Most areas of the country have planted between the raindrops in fields that are a little sticky but are done with the corn or mostly so. Soybeans are thought to still need a few days to finish, with many areas of the country being reported by observers as 75% to 89% done.
The problem areas for the spring crops continue to be in North Dakota, part of South Dakota and Northern Minnesota. In that region, the widespread delayed planting is expected to become prevented planted acres. The insurance dates for planting have now been passed in those northern areas for corn and beans and are getting close for spring wheat.
Unless there is a drastic change this week — and I just listened to a farmer say it would be a week before he could plant in North Dakota — we will see a significant reduction in acres for both corn and soybeans. The assumption is that this will make our tight balance sheets for those crops even tighter.
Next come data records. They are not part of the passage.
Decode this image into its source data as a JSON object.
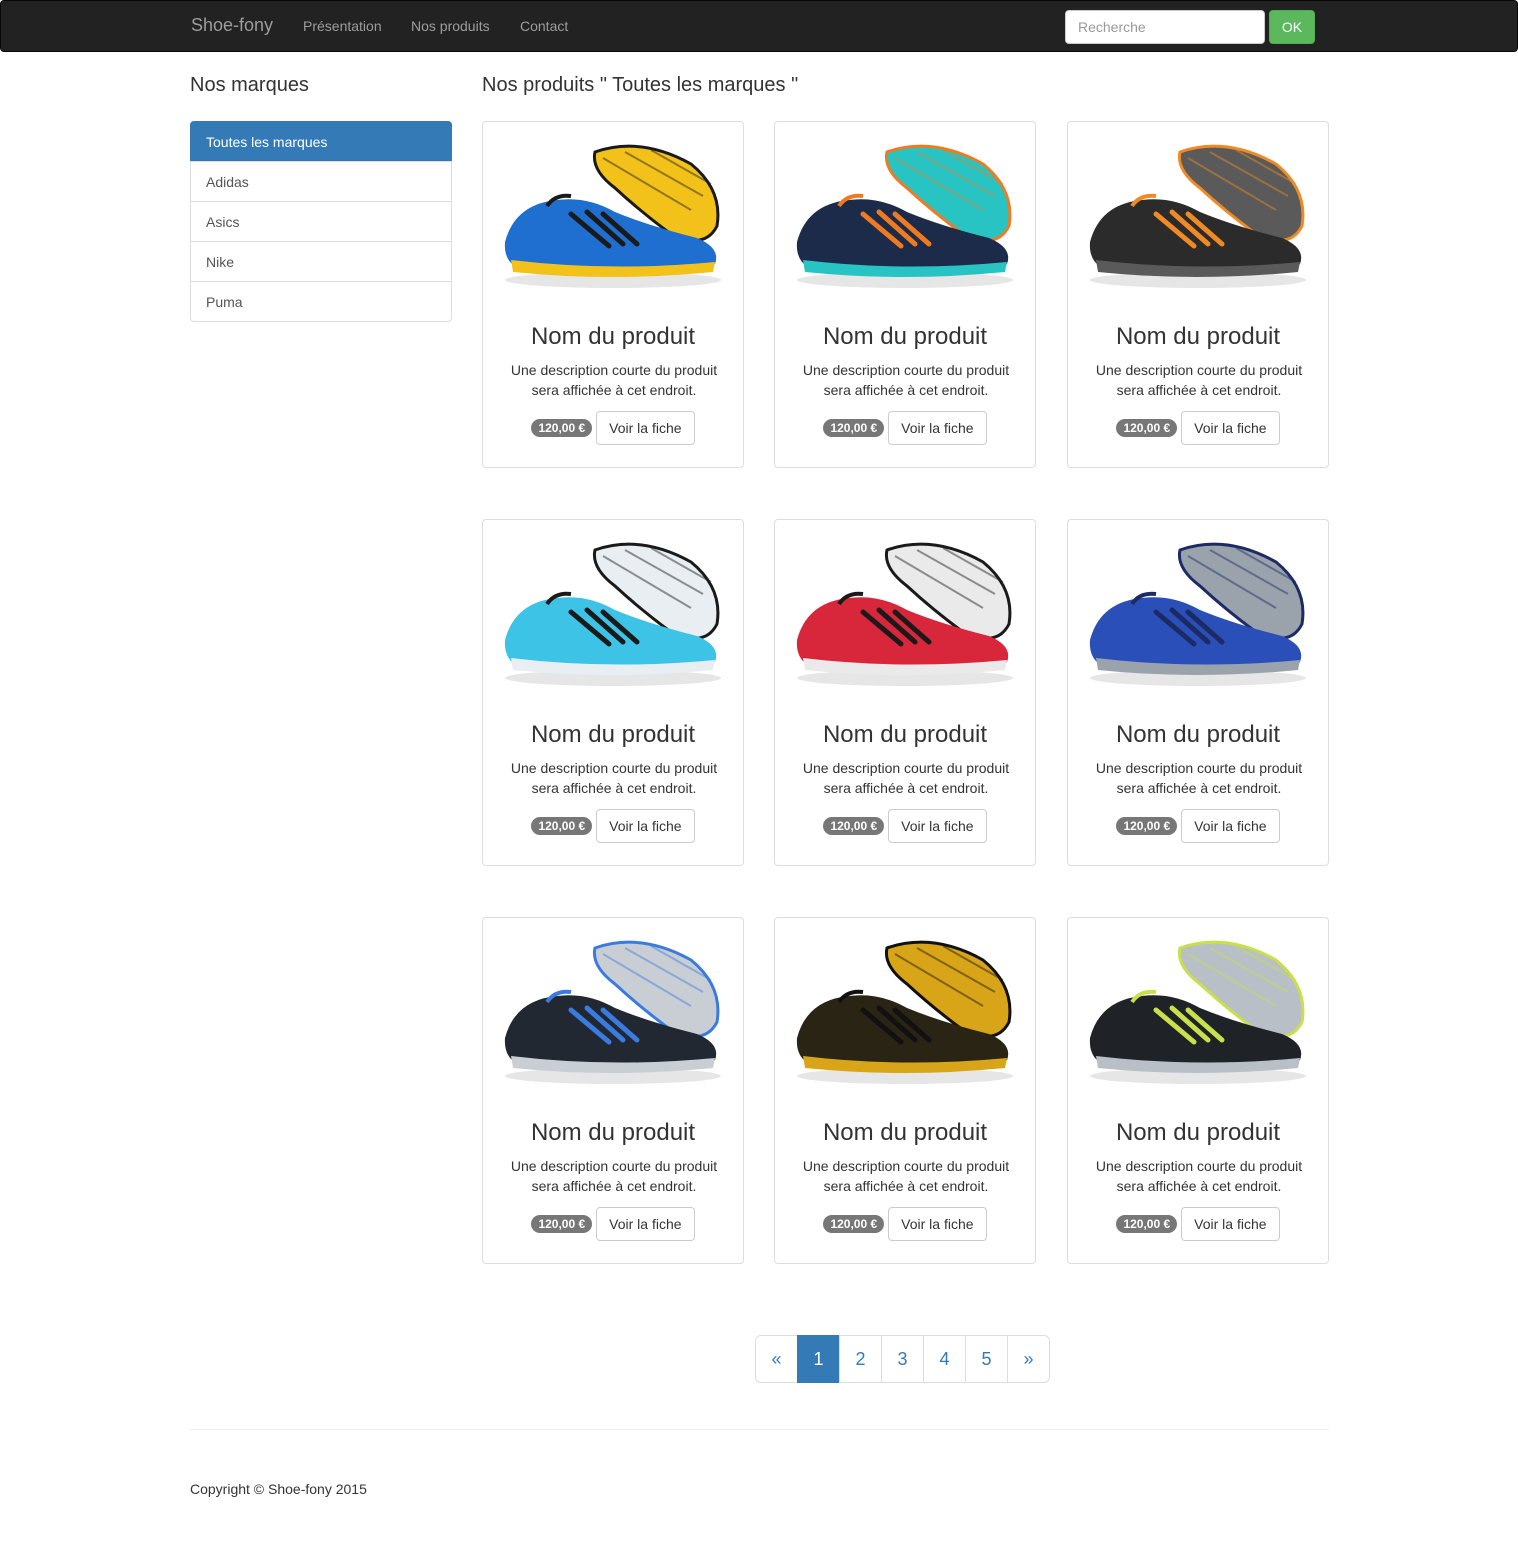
{
  "navbar": {
    "brand": "Shoe-fony",
    "links": [
      "Présentation",
      "Nos produits",
      "Contact"
    ],
    "search_placeholder": "Recherche",
    "search_button": "OK"
  },
  "sidebar": {
    "title": "Nos marques",
    "items": [
      "Toutes les marques",
      "Adidas",
      "Asics",
      "Nike",
      "Puma"
    ],
    "active_index": 0
  },
  "main": {
    "title": "Nos produits \" Toutes les marques \""
  },
  "products": [
    {
      "name": "Nom du produit",
      "desc": "Une description courte du produit sera affichée à cet endroit.",
      "price": "120,00 €",
      "button": "Voir la fiche",
      "colors": [
        "#1e6fd0",
        "#f2c21a",
        "#1a1a1a"
      ]
    },
    {
      "name": "Nom du produit",
      "desc": "Une description courte du produit sera affichée à cet endroit.",
      "price": "120,00 €",
      "button": "Voir la fiche",
      "colors": [
        "#1d2b4a",
        "#28c4c4",
        "#f07a20"
      ]
    },
    {
      "name": "Nom du produit",
      "desc": "Une description courte du produit sera affichée à cet endroit.",
      "price": "120,00 €",
      "button": "Voir la fiche",
      "colors": [
        "#2b2b2b",
        "#5a5a5a",
        "#f08a24"
      ]
    },
    {
      "name": "Nom du produit",
      "desc": "Une description courte du produit sera affichée à cet endroit.",
      "price": "120,00 €",
      "button": "Voir la fiche",
      "colors": [
        "#3cc3e6",
        "#e8eef2",
        "#1a1a1a"
      ]
    },
    {
      "name": "Nom du produit",
      "desc": "Une description courte du produit sera affichée à cet endroit.",
      "price": "120,00 €",
      "button": "Voir la fiche",
      "colors": [
        "#d8263a",
        "#eaeaea",
        "#1a1a1a"
      ]
    },
    {
      "name": "Nom du produit",
      "desc": "Une description courte du produit sera affichée à cet endroit.",
      "price": "120,00 €",
      "button": "Voir la fiche",
      "colors": [
        "#2a4fb8",
        "#9aa2ab",
        "#1c2a66"
      ]
    },
    {
      "name": "Nom du produit",
      "desc": "Une description courte du produit sera affichée à cet endroit.",
      "price": "120,00 €",
      "button": "Voir la fiche",
      "colors": [
        "#222831",
        "#c9ced4",
        "#3a7be0"
      ]
    },
    {
      "name": "Nom du produit",
      "desc": "Une description courte du produit sera affichée à cet endroit.",
      "price": "120,00 €",
      "button": "Voir la fiche",
      "colors": [
        "#2a2415",
        "#d8a418",
        "#111111"
      ]
    },
    {
      "name": "Nom du produit",
      "desc": "Une description courte du produit sera affichée à cet endroit.",
      "price": "120,00 €",
      "button": "Voir la fiche",
      "colors": [
        "#1f2226",
        "#b9bfc6",
        "#c8e04a"
      ]
    }
  ],
  "pagination": {
    "prev": "«",
    "pages": [
      "1",
      "2",
      "3",
      "4",
      "5"
    ],
    "next": "»",
    "active_index": 0
  },
  "footer": {
    "text": "Copyright © Shoe-fony 2015"
  },
  "colors": {
    "primary": "#337ab7",
    "success": "#5cb85c",
    "navbar": "#222222",
    "badge": "#777777"
  }
}
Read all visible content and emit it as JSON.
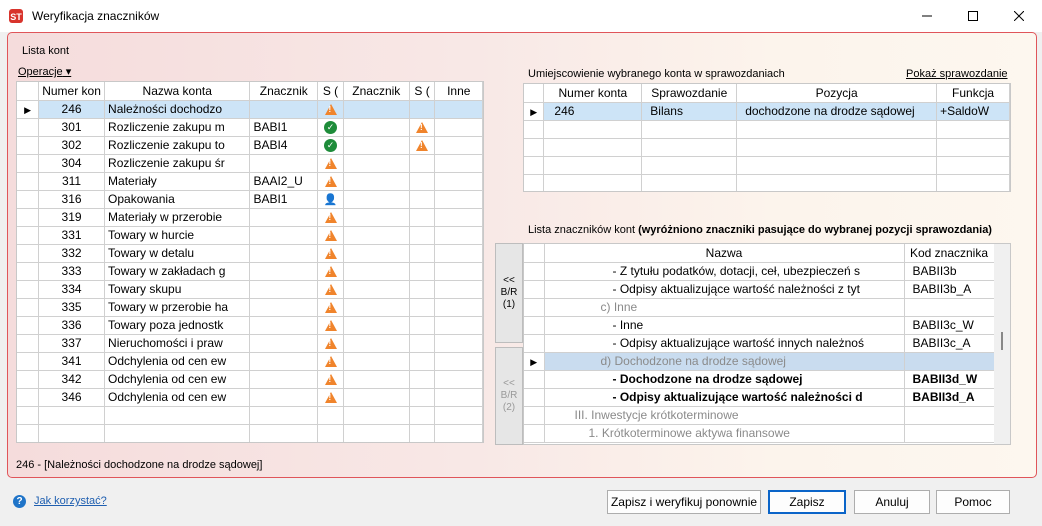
{
  "window": {
    "title": "Weryfikacja znaczników"
  },
  "left": {
    "section_label": "Lista kont",
    "operations_label": "Operacje",
    "columns": [
      "Numer kon",
      "Nazwa konta",
      "Znacznik",
      "S (",
      "Znacznik",
      "S (",
      "Inne"
    ],
    "rows": [
      {
        "num": "246",
        "name": "Należności dochodzo",
        "tag": "",
        "s1": "warn",
        "tag2": "",
        "s2": ""
      },
      {
        "num": "301",
        "name": "Rozliczenie zakupu m",
        "tag": "BABI1",
        "s1": "ok",
        "tag2": "",
        "s2": "warn"
      },
      {
        "num": "302",
        "name": "Rozliczenie zakupu to",
        "tag": "BABI4",
        "s1": "ok",
        "tag2": "",
        "s2": "warn"
      },
      {
        "num": "304",
        "name": "Rozliczenie zakupu śr",
        "tag": "",
        "s1": "warn",
        "tag2": "",
        "s2": ""
      },
      {
        "num": "311",
        "name": "Materiały",
        "tag": "BAAI2_U",
        "s1": "warn",
        "tag2": "",
        "s2": ""
      },
      {
        "num": "316",
        "name": "Opakowania",
        "tag": "BABI1",
        "s1": "user",
        "tag2": "",
        "s2": ""
      },
      {
        "num": "319",
        "name": "Materiały w przerobie",
        "tag": "",
        "s1": "warn",
        "tag2": "",
        "s2": ""
      },
      {
        "num": "331",
        "name": "Towary w hurcie",
        "tag": "",
        "s1": "warn",
        "tag2": "",
        "s2": ""
      },
      {
        "num": "332",
        "name": "Towary w detalu",
        "tag": "",
        "s1": "warn",
        "tag2": "",
        "s2": ""
      },
      {
        "num": "333",
        "name": "Towary w zakładach g",
        "tag": "",
        "s1": "warn",
        "tag2": "",
        "s2": ""
      },
      {
        "num": "334",
        "name": "Towary skupu",
        "tag": "",
        "s1": "warn",
        "tag2": "",
        "s2": ""
      },
      {
        "num": "335",
        "name": "Towary w przerobie ha",
        "tag": "",
        "s1": "warn",
        "tag2": "",
        "s2": ""
      },
      {
        "num": "336",
        "name": "Towary poza jednostk",
        "tag": "",
        "s1": "warn",
        "tag2": "",
        "s2": ""
      },
      {
        "num": "337",
        "name": "Nieruchomości i praw",
        "tag": "",
        "s1": "warn",
        "tag2": "",
        "s2": ""
      },
      {
        "num": "341",
        "name": "Odchylenia od cen ew",
        "tag": "",
        "s1": "warn",
        "tag2": "",
        "s2": ""
      },
      {
        "num": "342",
        "name": "Odchylenia od cen ew",
        "tag": "",
        "s1": "warn",
        "tag2": "",
        "s2": ""
      },
      {
        "num": "346",
        "name": "Odchylenia od cen ew",
        "tag": "",
        "s1": "warn",
        "tag2": "",
        "s2": ""
      }
    ],
    "status": "246 - [Należności dochodzone na drodze sądowej]"
  },
  "right_top": {
    "label": "Umiejscowienie wybranego konta w sprawozdaniach",
    "show_link": "Pokaż sprawozdanie",
    "columns": [
      "Numer konta",
      "Sprawozdanie",
      "Pozycja",
      "Funkcja"
    ],
    "rows": [
      {
        "num": "246",
        "report": "Bilans",
        "position": "dochodzone na drodze sądowej",
        "func": "+SaldoW"
      }
    ]
  },
  "right_bottom": {
    "label_prefix": "Lista znaczników kont ",
    "label_bold": "(wyróżniono znaczniki pasujące do wybranej pozycji sprawozdania)",
    "columns": [
      "Nazwa",
      "Kod znacznika"
    ],
    "rows": [
      {
        "name": "- Z tytułu podatków, dotacji, ceł, ubezpieczeń s",
        "code": "BABII3b",
        "style": "normal",
        "indent": 68
      },
      {
        "name": "- Odpisy aktualizujące wartość należności z tyt",
        "code": "BABII3b_A",
        "style": "normal",
        "indent": 68
      },
      {
        "name": "c) Inne",
        "code": "",
        "style": "grey",
        "indent": 56
      },
      {
        "name": "- Inne",
        "code": "BABII3c_W",
        "style": "normal",
        "indent": 68
      },
      {
        "name": "- Odpisy aktualizujące wartość innych należnoś",
        "code": "BABII3c_A",
        "style": "normal",
        "indent": 68
      },
      {
        "name": "d) Dochodzone na drodze sądowej",
        "code": "",
        "style": "selgrey",
        "indent": 56
      },
      {
        "name": "- Dochodzone na drodze sądowej",
        "code": "BABII3d_W",
        "style": "bold",
        "indent": 68
      },
      {
        "name": "- Odpisy aktualizujące wartość należności d",
        "code": "BABII3d_A",
        "style": "bold",
        "indent": 68
      },
      {
        "name": "III. Inwestycje krótkoterminowe",
        "code": "",
        "style": "grey",
        "indent": 30
      },
      {
        "name": "1. Krótkoterminowe aktywa finansowe",
        "code": "",
        "style": "grey",
        "indent": 44
      }
    ],
    "btn1": [
      "<<",
      "B/R",
      "(1)"
    ],
    "btn2": [
      "<<",
      "B/R",
      "(2)"
    ]
  },
  "footer": {
    "help_link": "Jak korzystać?",
    "buttons": [
      "Zapisz i weryfikuj ponownie",
      "Zapisz",
      "Anuluj",
      "Pomoc"
    ]
  }
}
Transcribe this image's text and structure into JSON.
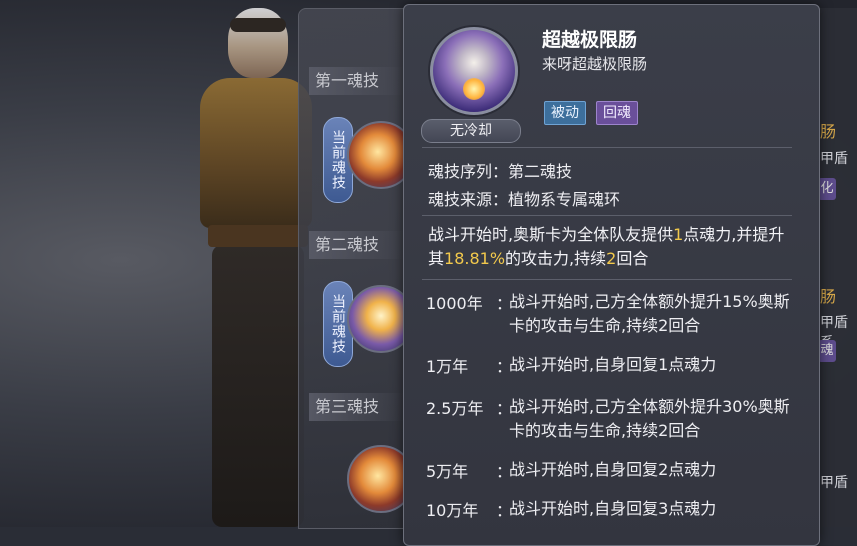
{
  "left_panel": {
    "slots": [
      {
        "label": "第一魂技"
      },
      {
        "label": "第二魂技"
      },
      {
        "label": "第三魂技"
      }
    ],
    "current_tag": "当前魂技"
  },
  "tooltip": {
    "cooldown": "无冷却",
    "title": "超越极限肠",
    "subtitle": "来呀超越极限肠",
    "tags": [
      "被动",
      "回魂"
    ],
    "sequence_label": "魂技序列：",
    "sequence_value": "第二魂技",
    "source_label": "魂技来源：",
    "source_value": "植物系专属魂环",
    "desc": {
      "p1": "战斗开始时,奥斯卡为全体队友提供",
      "v1": "1",
      "p2": "点魂力,并提升其",
      "v2": "18.81%",
      "p3": "的攻击力,持续",
      "v3": "2",
      "p4": "回合"
    },
    "levels": [
      {
        "year": "1000年",
        "colon": "：",
        "text": "战斗开始时,己方全体额外提升15%奥斯卡的攻击与生命,持续2回合"
      },
      {
        "year": "1万年",
        "colon": "：",
        "text": "战斗开始时,自身回复1点魂力"
      },
      {
        "year": "2.5万年",
        "colon": "：",
        "text": "战斗开始时,己方全体额外提升30%奥斯卡的攻击与生命,持续2回合"
      },
      {
        "year": "5万年",
        "colon": "：",
        "text": "战斗开始时,自身回复2点魂力"
      },
      {
        "year": "10万年",
        "colon": "：",
        "text": "战斗开始时,自身回复3点魂力"
      }
    ]
  },
  "right_partial": {
    "items": [
      {
        "text": "肠"
      },
      {
        "text": "甲盾"
      },
      {
        "text": "化"
      },
      {
        "text": "肠"
      },
      {
        "text": "甲盾系"
      },
      {
        "text": "魂"
      },
      {
        "text": "甲盾"
      }
    ]
  }
}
It remains to be seen, however, if a possible 1.5 million-acre reduction in the planting of corn will make the corn acres smaller than expected, or just get us down to the 89.5 million corn acres that many thought was too low when USDA predicted it.
Significantly, the corn and soybean markets have not been trading the way one might expect given the planting progress.
For the month of July, corn futures lost 41 cents, although the strong week just past left us just down a penny of that. This is not the reaction of a market worried about corn supply.
On the other hand, the nearby soybeans prices were actually up 24 cents for soybeans, although all of that and more came from strong prices last week.
That is interesting, as delayed planting makes one think of more beans in the mix. In this case, however, it still looks like the overall total planting of soybeans will be reduced by planting problems, just like corn.
Much of this is because the worst areas are those that have been increasing in importance in the last few years. We are simply growing more corn and soybeans in the north, and this year we won’t.
Lost in these worries is the fact that, for the second year in a row, we will have seriously reduced acres of spring wheat, and likely lower yields from late planting.
Add this to the opposite problems in the Southern Plains, which are seeing reduced yields as they harvest crops that have been too dry. Thus, we have reversed our markets of the last few months.
Since the invasion of Ukraine in February, corn prices have led the market and soybeans have lagged. That is a reaction to fundamentals, which remind us that Ukraine is a significant corn and wheat producer and exporter. So, the market has affected those two crops more than the soybeans.
Now we have a market that has, until now, been satisfied that the corn rally was overdone, and is finding reasons for the soybeans to be making new highs.
July soybean futures touched $17.491⁄4 the morning of May 31. The old high goes back to the invasion, as $17.41 on Feb. 24. That is, we have finally broken the invasion high and maybe are trading the lower planted acres that are beginning to be assumed.
Now, we start to focus on not just acres but crop conditions. We planted much of the crop nationwide in poor conditions. We planted around puddles and generally planted in sticky conditions that will affect yields due to compaction, although wide equipment has lessened the compaction effect.
We planted much of the nation’s acres after the optimum planting date. Now we are faced with the reality that we will not even plant all the acres. So, we must be wary that higher prices are ahead if our growing conditions are not optimal.
We should not bet on a poor crop, but we should be wary.